Der Gesetzentwurf präzisiert, dass eine tagesstationäre Versorgung „mit einer täglich mindestens sechsstündigen ärztlichen oder pflegerischen Behandlung erfolgt“. Das können ambulante Operationszentren und Praxiskliniken nach § 122 SGB V auch leisten. Vielleicht sind sie im Durchschnitt sogar besser darin als Krankenhäuser, weil Behandlungen ohne Übernachten schon heute ihren täglichen Versorgungsalltag bestimmen. Sie sind nicht nur die Motoren der „richtigen“ Ambulantisierung (Albrecht, Mansky, Sander, & Schiffhorst, 2022), in vertragsärztlichen Praxen werden Leistungen wie Chemotherapie und Dialyse erbracht, die in Krankenhäusern als „teilstationär“ etikettiert werden. Völlig unverständlich ist, warum belegärztliche Behandlungen explizit nicht in tagesstationäre Versorgung umwandelbar sind.
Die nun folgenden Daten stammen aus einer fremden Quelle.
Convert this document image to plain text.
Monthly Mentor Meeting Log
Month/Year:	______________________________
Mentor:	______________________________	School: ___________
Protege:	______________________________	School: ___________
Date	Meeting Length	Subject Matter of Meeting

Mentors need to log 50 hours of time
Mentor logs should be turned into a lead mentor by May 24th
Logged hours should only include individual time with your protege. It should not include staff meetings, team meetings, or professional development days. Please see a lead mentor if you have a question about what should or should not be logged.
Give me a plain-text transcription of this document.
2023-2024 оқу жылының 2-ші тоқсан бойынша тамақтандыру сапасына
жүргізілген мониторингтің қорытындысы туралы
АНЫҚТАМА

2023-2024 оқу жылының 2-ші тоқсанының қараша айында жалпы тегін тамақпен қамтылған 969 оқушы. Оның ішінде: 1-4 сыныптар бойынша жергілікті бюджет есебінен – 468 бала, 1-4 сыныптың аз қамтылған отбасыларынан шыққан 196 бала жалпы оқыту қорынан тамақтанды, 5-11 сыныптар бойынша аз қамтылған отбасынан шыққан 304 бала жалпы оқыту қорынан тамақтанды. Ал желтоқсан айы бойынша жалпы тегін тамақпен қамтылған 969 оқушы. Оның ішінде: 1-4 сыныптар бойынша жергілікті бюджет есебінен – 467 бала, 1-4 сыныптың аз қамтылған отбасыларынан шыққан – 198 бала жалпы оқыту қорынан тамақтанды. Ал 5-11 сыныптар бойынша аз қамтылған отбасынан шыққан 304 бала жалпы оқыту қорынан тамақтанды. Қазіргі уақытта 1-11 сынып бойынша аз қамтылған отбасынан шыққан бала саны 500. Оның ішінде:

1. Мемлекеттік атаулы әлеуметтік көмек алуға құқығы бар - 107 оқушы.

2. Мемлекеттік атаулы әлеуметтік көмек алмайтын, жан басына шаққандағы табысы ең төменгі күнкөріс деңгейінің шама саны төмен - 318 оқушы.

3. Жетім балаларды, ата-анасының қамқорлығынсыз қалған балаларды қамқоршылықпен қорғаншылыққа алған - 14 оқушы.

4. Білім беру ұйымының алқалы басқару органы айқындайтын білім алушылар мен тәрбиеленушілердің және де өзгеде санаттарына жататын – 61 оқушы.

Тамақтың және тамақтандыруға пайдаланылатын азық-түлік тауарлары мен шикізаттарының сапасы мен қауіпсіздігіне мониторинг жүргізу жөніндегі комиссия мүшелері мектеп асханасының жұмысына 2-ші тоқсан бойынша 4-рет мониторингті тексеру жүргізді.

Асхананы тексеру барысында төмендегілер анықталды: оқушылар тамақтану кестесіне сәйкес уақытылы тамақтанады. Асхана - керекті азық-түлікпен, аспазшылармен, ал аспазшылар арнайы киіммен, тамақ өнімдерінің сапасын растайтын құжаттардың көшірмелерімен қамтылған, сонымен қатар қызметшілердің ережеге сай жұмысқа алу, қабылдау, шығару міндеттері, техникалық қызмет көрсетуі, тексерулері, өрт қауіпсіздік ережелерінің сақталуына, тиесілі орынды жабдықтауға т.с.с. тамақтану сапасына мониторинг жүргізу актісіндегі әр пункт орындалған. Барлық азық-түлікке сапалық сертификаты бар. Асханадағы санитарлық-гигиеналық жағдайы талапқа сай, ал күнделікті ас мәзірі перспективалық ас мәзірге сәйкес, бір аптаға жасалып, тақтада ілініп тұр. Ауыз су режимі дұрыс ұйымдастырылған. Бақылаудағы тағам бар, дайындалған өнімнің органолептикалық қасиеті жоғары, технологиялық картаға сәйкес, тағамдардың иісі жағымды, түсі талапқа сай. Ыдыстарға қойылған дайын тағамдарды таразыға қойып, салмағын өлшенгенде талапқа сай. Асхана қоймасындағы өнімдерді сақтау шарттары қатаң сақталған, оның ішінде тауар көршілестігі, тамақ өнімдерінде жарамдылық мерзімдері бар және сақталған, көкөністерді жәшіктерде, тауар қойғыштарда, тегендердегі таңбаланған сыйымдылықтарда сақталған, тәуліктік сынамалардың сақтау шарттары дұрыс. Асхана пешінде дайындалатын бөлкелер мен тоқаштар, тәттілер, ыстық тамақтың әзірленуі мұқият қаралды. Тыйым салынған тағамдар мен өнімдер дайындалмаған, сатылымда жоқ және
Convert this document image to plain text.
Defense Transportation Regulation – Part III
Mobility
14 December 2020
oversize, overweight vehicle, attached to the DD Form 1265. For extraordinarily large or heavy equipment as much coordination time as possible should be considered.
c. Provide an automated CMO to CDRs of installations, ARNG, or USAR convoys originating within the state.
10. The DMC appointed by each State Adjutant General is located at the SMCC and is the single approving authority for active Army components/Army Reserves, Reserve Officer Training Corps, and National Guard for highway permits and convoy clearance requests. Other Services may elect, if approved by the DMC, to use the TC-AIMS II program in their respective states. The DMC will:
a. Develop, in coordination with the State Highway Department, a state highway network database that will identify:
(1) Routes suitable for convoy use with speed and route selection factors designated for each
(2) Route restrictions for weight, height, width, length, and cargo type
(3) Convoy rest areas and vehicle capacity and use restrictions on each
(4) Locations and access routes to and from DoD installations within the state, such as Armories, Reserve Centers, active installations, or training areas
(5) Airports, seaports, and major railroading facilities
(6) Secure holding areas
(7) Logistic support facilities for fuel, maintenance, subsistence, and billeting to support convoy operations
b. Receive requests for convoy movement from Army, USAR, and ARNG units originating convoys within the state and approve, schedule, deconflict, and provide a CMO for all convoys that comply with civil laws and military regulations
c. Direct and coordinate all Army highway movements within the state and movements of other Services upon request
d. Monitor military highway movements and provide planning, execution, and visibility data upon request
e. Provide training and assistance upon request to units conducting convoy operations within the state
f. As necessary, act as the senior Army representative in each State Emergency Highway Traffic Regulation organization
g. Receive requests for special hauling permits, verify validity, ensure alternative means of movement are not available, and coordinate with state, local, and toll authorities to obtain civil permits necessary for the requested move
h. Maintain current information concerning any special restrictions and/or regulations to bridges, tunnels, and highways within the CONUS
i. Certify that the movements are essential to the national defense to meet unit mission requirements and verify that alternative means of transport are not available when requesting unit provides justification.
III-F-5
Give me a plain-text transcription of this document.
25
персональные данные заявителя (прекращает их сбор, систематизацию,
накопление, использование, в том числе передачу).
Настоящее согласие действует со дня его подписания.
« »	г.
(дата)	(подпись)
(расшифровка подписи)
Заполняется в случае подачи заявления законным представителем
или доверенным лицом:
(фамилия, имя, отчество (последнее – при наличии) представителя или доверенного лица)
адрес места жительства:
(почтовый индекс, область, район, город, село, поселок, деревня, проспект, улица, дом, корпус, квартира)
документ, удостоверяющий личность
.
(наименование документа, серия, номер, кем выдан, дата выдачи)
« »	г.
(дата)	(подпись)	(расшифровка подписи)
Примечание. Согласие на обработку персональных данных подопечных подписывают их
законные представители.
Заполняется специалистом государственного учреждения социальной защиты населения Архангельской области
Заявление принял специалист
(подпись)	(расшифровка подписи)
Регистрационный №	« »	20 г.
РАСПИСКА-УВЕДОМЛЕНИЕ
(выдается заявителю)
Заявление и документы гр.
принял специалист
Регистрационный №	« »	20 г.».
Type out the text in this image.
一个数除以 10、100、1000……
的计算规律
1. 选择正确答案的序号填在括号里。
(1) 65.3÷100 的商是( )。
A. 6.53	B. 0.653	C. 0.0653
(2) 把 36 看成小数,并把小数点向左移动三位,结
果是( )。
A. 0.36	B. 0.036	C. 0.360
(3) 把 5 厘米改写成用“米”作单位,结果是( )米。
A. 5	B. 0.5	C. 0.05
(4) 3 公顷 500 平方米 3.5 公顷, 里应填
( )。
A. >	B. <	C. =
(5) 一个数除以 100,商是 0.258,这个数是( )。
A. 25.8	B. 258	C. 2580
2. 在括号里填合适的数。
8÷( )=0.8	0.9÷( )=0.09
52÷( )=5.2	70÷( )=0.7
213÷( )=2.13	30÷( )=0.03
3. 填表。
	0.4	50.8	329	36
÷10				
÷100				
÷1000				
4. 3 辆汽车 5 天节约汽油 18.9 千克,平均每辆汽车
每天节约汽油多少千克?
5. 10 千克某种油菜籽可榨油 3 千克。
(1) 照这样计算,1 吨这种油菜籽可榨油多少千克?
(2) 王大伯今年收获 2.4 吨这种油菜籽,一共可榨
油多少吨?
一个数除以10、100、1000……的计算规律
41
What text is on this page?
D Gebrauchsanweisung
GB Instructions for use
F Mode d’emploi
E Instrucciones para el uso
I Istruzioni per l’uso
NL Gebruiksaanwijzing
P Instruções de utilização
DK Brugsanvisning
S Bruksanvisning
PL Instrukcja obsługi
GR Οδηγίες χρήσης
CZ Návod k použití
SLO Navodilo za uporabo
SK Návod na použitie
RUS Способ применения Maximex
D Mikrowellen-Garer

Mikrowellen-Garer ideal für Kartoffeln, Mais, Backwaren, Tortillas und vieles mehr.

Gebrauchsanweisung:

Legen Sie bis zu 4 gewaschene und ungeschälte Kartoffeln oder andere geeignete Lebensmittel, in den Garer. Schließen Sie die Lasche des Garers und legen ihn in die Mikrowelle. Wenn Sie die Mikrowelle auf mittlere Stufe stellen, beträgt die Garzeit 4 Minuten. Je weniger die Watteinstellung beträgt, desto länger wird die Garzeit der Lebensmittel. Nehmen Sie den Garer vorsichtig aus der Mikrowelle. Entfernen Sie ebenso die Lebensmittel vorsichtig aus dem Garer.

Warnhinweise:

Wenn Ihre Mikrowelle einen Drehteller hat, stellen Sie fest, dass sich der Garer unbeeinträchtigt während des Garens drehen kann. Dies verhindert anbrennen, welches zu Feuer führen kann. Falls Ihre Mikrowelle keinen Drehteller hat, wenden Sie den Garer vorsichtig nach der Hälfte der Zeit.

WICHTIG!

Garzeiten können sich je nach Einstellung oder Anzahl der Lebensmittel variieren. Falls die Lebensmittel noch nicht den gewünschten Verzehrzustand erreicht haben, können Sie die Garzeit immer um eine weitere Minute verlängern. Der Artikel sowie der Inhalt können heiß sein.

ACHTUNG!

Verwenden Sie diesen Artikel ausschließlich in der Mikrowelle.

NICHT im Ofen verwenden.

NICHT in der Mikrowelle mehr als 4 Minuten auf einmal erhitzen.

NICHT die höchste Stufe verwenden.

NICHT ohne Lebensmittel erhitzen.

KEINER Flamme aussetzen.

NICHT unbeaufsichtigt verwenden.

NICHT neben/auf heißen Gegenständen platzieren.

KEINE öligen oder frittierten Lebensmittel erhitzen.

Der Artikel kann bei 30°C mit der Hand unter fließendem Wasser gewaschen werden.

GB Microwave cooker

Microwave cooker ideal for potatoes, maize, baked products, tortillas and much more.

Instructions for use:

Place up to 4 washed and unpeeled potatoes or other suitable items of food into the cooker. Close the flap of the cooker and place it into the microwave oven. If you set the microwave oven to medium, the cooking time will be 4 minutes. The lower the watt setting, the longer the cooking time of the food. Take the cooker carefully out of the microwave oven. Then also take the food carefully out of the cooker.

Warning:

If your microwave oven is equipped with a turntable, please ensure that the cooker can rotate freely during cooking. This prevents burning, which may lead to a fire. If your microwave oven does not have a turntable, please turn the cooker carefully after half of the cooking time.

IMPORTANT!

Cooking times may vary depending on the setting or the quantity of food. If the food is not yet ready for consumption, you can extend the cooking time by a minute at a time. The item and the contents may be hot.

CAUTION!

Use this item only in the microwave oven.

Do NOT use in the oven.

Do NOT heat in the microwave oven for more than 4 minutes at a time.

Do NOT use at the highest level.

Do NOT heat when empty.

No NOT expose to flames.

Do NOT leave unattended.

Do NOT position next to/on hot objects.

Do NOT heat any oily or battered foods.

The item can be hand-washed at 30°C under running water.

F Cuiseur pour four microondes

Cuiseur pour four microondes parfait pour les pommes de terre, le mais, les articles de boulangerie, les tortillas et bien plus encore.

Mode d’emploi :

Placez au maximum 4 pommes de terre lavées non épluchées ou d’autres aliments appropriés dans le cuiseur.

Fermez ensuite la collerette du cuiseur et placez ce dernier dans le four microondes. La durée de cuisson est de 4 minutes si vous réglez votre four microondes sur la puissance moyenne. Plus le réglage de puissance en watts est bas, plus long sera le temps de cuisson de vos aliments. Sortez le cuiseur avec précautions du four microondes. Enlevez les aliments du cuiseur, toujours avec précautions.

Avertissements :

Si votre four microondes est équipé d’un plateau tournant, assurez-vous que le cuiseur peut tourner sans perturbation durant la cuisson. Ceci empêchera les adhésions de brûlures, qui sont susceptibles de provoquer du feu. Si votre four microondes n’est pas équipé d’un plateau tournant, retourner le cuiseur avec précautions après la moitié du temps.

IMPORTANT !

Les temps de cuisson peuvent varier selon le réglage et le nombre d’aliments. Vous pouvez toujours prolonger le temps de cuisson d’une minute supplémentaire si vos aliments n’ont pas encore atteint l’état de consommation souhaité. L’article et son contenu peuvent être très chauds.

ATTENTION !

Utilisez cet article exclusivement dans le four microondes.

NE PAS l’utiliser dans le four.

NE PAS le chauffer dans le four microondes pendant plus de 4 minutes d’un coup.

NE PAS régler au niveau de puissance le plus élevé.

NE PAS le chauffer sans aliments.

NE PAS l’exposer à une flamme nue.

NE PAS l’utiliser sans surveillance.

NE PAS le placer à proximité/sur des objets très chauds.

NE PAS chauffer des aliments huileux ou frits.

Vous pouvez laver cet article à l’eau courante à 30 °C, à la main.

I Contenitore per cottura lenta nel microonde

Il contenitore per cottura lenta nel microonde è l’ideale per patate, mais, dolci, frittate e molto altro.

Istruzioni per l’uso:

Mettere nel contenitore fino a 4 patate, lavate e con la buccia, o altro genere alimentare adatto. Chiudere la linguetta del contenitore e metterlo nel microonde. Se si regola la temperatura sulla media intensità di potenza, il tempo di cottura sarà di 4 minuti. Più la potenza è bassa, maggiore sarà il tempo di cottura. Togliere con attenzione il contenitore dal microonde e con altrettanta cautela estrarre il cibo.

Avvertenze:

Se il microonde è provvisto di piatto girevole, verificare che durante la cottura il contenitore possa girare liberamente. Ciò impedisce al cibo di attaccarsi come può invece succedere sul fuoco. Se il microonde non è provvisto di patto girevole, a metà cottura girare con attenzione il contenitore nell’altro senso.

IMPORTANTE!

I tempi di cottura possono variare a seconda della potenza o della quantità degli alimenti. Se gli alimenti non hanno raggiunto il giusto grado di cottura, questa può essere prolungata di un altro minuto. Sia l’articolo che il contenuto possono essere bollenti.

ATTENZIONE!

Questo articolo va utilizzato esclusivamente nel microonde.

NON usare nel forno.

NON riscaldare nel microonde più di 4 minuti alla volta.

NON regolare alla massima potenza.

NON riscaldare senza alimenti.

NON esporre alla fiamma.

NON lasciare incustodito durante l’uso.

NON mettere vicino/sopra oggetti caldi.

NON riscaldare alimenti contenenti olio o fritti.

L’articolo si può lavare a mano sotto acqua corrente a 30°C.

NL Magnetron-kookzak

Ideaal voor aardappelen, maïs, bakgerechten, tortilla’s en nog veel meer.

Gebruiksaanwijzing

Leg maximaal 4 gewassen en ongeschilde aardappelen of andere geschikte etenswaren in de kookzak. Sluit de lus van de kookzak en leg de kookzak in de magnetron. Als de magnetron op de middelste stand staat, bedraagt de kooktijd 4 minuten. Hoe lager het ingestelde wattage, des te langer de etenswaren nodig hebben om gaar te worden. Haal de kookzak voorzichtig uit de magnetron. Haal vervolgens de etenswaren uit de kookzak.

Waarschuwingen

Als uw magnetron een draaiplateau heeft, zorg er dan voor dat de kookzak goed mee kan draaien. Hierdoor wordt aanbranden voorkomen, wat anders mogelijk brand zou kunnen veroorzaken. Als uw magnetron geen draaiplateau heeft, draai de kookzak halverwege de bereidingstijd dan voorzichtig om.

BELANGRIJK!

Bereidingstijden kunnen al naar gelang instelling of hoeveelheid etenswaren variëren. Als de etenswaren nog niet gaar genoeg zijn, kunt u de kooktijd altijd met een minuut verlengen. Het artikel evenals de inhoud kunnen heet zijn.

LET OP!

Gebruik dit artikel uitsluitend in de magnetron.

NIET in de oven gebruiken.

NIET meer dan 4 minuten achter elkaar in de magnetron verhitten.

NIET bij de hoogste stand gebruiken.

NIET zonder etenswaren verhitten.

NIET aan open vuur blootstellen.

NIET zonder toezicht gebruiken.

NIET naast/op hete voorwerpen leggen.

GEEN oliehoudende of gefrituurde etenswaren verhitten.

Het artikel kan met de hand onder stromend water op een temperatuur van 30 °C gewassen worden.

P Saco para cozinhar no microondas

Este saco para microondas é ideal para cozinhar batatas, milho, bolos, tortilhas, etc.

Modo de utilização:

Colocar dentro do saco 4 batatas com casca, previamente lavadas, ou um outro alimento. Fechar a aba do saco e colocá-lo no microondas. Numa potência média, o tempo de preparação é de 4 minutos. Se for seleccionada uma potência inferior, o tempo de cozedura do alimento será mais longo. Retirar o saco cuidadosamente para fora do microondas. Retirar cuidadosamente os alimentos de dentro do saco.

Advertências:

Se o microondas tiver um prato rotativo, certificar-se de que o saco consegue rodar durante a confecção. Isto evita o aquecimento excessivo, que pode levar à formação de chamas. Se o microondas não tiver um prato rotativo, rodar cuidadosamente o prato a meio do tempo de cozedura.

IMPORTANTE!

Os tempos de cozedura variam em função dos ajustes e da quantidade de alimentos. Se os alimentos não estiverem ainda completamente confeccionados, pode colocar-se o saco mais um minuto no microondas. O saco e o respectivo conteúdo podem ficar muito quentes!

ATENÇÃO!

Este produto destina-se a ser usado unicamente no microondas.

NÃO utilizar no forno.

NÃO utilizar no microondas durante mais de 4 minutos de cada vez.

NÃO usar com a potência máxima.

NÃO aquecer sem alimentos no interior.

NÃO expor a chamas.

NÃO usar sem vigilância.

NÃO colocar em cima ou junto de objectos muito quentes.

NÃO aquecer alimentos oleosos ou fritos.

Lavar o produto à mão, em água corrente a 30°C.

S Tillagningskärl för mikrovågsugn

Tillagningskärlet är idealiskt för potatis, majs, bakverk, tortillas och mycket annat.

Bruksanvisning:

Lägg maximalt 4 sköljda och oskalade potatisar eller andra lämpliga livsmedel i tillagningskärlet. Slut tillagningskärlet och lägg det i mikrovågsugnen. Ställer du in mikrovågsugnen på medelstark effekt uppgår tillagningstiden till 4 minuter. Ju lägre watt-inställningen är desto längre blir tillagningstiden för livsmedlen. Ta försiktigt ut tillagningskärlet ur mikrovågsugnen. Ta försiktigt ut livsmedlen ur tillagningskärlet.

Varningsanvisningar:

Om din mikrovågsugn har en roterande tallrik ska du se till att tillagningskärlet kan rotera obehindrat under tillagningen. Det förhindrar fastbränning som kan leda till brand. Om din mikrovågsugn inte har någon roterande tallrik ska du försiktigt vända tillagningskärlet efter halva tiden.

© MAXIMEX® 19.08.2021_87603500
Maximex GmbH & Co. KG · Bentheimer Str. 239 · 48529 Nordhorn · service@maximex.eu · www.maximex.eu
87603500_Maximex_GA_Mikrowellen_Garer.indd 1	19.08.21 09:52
Es gibt keinen medizinisch-sachlichen Grund, tagesstationäre Behandlung exklusiv für Hauptabteilungen von Krankenhäusern vorzusehen. Vielleicht wird sogar umgekehrt ein Schuh daraus: Würde tagesstationäre Behandlung für Praxen, MVZ und Praxiskliniken geöffnet, dann folgten auch Krankenhäuser. Das ist die Lehre aus der erfolgreichen Ambulantisierung der Kataraktoperation: der Wettbewerb der Sektoren war ein, vielleicht sogar der wichtigste Faktor, dass heute auch Krankenhäuser die Kataraktoperation ambulant durchführen.

 

Fehlversuch „tagesstationäre Versorgung“ verheerend

Die Intention für tagesstationäre Versorgung ist nachvollziehbar und ehrenwert. Aber eine Versorgungsform, die absehbar nicht ans Fliegen kommt, können wir uns nicht erlauben. Sie wird auf kurze und mittlere Sicht Kapazitäten im Ministerium, beim Gesetzgeber, bei Kostenträger und Krankenhäusern binden. Sehr wahrscheinlich, dass die Weiterentwicklung anderer Versorgungsformen an der Sektorengrenze bis nach der vorgesehenen Evaluation zurückgestellt wird.

Das aber bedeutet: Ausbau und Weiterentwicklung einer Ambulantisierung, die den Namen verdient, stagnieren. Ambulantisierung verhilft dem Gesundheitswesen zu mehr Effizienz und hat Patienteninteresse im Blick. Wir brauchen nachhaltige Versorgungssteuerung – gerade bei den aktuellen Herausforderungen. Ambulantisierung muss richtig umgesetzt werden: als Wettbewerb der Sektoren, mit sektorengleichem Leistungsspektrum und sektorengleicher Vergütung. Es ist zu hoffen, dass der im Krankenhauspflegeentlastungsgesetz ebenfalls erst jüngst eingefügt § 115f „Spezielle sektorengleiche Vergütung“ dazu eine Perspektive bietet.